The ship deteriorated further in that time, she says.
“A lot of the damage was done in that 20 years through weather and tides … locals with chainsaws didn’t help either.
“In the 80s another group of men got together and gave it another go to secure a site for it and they were successful, and it sits here on Picton foreshore now.”
The ship is in dry dock and sits beside the museum telling the story of the Edwin Fox, she says.
“It’s covered so much of world history - be it Australian convict history, there’s 800 immigrants came to new Zealand on board it in the late 1800s.
You get a real feel of what it was like to be a passenger on board, which wasn’t very nice.
"It’s not been restored, it is just a preservation project.”
The identity of Edwin Fox has come to light in recent years, she says.

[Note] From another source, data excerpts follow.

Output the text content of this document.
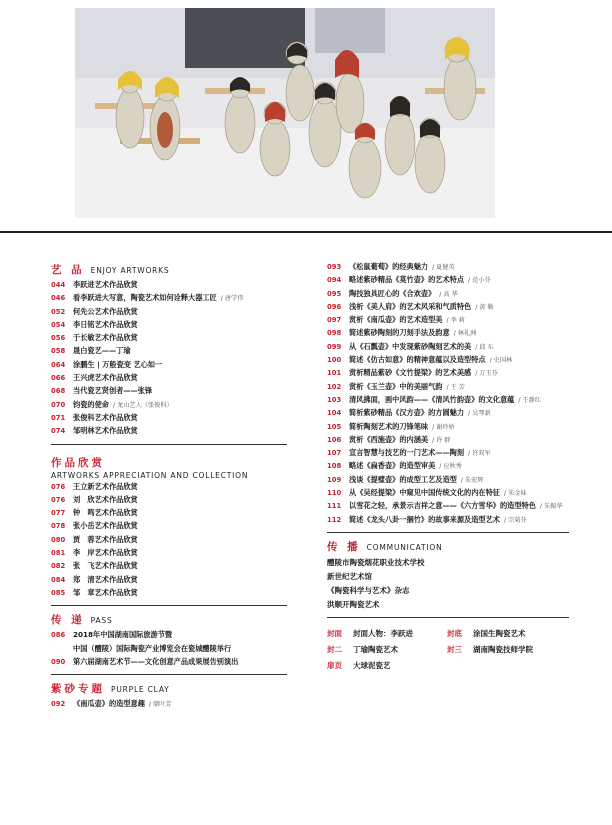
艺 品 ENJOY ARTWORKS
044	李跃进艺术作品欣赏
046	看李跃进大写意，陶瓷艺术如何诠释大器工匠 / 唐学伟
052	何先公艺术作品欣赏
054	李日铭艺术作品欣赏
056	于长敏艺术作品欣赏
058	晟白瓷艺——丁瑜
064	涂鹏生 | 万般瓷变 艺心如一
066	王兴虎艺术作品欣赏
068	当代瓷艺贤创者——张锋
070	钧瓷的使命 / 龙山艺人（张俊科）
071	张俊科艺术作品欣赏
074	邹明林艺术作品欣赏
作品欣赏
ARTWORKS APPRECIATION AND COLLECTION
076	王立新艺术作品欣赏
076	刘　欣艺术作品欣赏
077	钟　鸣艺术作品欣赏
078	张小岳艺术作品欣赏
080	贾　蓉艺术作品欣赏
081	李　岸艺术作品欣赏
082	张　飞艺术作品欣赏
084	郑　清艺术作品欣赏
085	邹　章艺术作品欣赏
传 递 PASS
086	2018年中国湖南国际旅游节暨
中国（醴陵）国际陶瓷产业博览会在瓷城醴陵举行
090	第六届湖南艺术节——文化创意产品成果展告别演出
紫砂专题 PURPLE CLAY
092	《南瓜壶》的造型意趣 / 储叶芳
093	《松鼠葡萄》的经典魅力 / 夏健英
094	略述紫砂精品《莫竹壶》的艺术特点 / 范小芬
095	陶技独具匠心的《合欢壶》 / 高 华
096	浅析《美人肩》的艺术风采和气质特色 / 黄 勤
097	赏析《南瓜壶》的艺术造型美 / 李 莉
098	简述紫砂陶刻的刀刻手法及韵意 / 林礼洲
099	从《石瓢壶》中发现紫砂陶刻艺术的美 / 邱 东
100	简述《仿古如意》的精神意蕴以及造型特点 / 史国林
101	赏析精品紫砂《文竹提梁》的艺术美感 / 万玉芬
102	赏析《玉兰壶》中的美丽气韵 / 王 芳
103	清风拂面，画中风韵——《清风竹韵壶》的文化意蕴 / 王静红
104	简析紫砂精品《汉方壶》的方圆魅力 / 吴琴新
105	简析陶刻艺术的刀锋笔味 / 谢玲娇
106	赏析《西施壶》的内涵美 / 许 群
107	宣言智慧与技艺的一门艺术——陶刻 / 许双军
108	略述《扁香壶》的造型审美 / 应秋秀
109	浅谈《提璧壶》的成型工艺及造型 / 朱宏辉
110	从《吴经提梁》中窥见中国传统文化的内在特征 / 朱金妹
111	以雪花之轻，承景示吉祥之意——《六方雪华》的造型特色 / 朱振华
112	简述《龙头八卦一捆竹》的故事来源及造型艺术 / 宗菊芬
传 播 COMMUNICATION
醴陵市陶瓷烟花职业技术学校
新世纪艺术馆
《陶瓷科学与艺术》杂志
洪顺开陶瓷艺术
封面	封面人物：李跃进	封底	涂国生陶瓷艺术
封二	丁瑜陶瓷艺术	封三	湖南陶瓷技师学院
扉页	大球泥瓷艺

“Over the years it had been narrowed down to about three Edwin Foxes in England and we’ve recently been working with a couple of professors out of a Canadian university who are writing a book on the globalisation era of history.”
Those researchers have discovered Edwin Fox was a notable London entrepreneur.
“He was Chair of the Grand Junction Waterworks company in London there’s a road named after him.”
The ship came to global attention when BBC’s Coast programme featured it, she says.
“We were filmed by the BBC Coast show a few years ago, with the BBC historian Neil Oliver, which was shown on the History Channel all around the world. A lot of international tourists had seen it and put it on their itinerary.”
Visitors to the ship can explore below decks, she says.
“It’s definitely got some atmosphere the ship. It has its own smell and we are learning more about some of the people that were on board it as well.
“We even have diaries of some of the voyages.”
The Edwin Fox has now been 3d mapped, she says.
“The next part of the project, when we get some more funding, would be to rebuild it so we can actually restore the ship but digitally.”